This is proven by the fact that the distant origins of this institution date back to a work we might well describe as "profane" - the magnificent sculptural group of the Laocoon - but which, in fact, acquires its fullest and most authentic light in the Vatican context. It is the light of the human creature shaped by God, of freedom in the drama of his redemption that extends between Heaven and earth, flesh and spirit. It is the light of a beauty that shines out from within the work of art and leads the mind to open itself to the sublime, where the Creator encounters the creature made in his image and likeness.

We can observe all this in a masterpiece such as the Laocoon itself, but this logic pertains to the whole of the Museum, which in this perspective truly seems a single unit in the complex sequence of its sections, even though they are so different from one another.

The synthesis between Gospel and culture appears even more explicit in certain sections and as if "materialized" in certain works:  I am thinking of the sarcophagi in the Pio-Christian Museum, or the tombs of the Necropolis on the Via Trionfale - the area of whose museum premises has been doubled this year - and of the exceptional ethnological collection of missionary provenance.

The Museum truly displays a continuous interweaving between Christianity and culture, between faith and art, between the divine and the human.

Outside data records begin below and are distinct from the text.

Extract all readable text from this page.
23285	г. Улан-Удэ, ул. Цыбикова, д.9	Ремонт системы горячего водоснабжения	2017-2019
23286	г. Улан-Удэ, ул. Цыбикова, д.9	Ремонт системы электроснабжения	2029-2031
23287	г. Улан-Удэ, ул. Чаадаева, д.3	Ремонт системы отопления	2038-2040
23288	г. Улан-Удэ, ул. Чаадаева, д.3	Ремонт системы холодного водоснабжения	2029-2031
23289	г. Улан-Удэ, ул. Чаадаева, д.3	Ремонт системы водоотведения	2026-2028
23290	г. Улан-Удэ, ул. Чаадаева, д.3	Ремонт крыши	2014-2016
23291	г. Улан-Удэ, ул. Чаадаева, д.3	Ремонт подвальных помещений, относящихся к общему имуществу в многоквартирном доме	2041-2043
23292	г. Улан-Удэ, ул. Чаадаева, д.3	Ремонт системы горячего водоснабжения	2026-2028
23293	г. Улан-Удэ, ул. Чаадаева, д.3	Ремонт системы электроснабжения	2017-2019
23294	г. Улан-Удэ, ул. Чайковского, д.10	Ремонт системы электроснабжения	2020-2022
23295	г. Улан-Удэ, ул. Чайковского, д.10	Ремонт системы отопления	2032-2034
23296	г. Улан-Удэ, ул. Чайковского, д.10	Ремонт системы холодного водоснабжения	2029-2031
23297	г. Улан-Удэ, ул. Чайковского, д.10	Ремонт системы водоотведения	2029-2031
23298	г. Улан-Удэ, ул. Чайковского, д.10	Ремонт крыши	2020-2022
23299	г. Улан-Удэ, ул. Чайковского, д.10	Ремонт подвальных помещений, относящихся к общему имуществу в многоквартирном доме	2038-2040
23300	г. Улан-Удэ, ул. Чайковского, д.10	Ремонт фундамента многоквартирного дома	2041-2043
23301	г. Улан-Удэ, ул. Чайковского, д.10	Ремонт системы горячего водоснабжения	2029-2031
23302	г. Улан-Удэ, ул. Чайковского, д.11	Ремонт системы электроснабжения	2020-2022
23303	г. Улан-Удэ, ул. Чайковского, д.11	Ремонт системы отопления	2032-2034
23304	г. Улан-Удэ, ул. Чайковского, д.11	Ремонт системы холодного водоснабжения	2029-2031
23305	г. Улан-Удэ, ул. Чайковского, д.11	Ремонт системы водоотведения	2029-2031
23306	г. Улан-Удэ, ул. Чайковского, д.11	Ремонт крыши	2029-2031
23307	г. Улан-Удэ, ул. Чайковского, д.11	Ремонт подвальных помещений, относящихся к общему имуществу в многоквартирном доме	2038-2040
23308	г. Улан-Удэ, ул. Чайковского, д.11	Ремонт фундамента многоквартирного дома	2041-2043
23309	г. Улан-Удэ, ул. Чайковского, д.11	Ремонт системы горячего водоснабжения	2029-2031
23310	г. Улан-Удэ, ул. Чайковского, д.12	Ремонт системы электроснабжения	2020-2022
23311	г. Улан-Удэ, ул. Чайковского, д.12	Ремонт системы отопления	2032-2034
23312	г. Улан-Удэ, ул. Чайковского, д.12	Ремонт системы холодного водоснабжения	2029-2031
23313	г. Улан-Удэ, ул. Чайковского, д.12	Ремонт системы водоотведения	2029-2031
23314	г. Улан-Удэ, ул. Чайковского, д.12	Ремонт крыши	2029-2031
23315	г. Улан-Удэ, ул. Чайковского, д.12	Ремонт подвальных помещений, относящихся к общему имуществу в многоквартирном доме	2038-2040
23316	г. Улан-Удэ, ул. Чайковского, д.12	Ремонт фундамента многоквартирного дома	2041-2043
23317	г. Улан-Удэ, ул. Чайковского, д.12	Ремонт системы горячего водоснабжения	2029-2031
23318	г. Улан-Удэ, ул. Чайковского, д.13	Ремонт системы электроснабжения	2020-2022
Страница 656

The Sistine Chapel, in this regard, is an unsurpassable peak.

Let us now return to you, dear friends. The Vatican Museums are your daily workplace. Many of you are in direct contact with the visitors:  how important it is, therefore, that your approach and example offer to all a simple but effective witness of faith.

A temple of art and culture such as the Vatican Museums requires that the beauty of the works on display be accompanied by that of the people who work in them: a spiritual beauty, which truly makes the environment ecclesial and imbues it with a Christian spirit.

Working in the Vatican, therefore, is in itself an additional commitment to fostering one's own faith and Christian witness. In this regard, as well as active participation in the life of your parish communities, a useful aid is also offered to you by the moments of celebration and spiritual formation animated by your chaplains, whom I thank for their dedication.

I ask you especially to ensure that all your families are a "domestic Church", in which faith and life are interwoven in the joyful and sorrowful events of every day. And for this very reason I am glad that a large number of your relatives are here today.

May the Virgin Mary and St Joseph help you to live in perennial thanksgiving, savouring the simple joys of every day and increasing your good works. I assure you of my prayers for each one of you, especially the elderly, children and the sick, and as I thank you for your welcome visit, I bless you all with affection, together with your loved ones.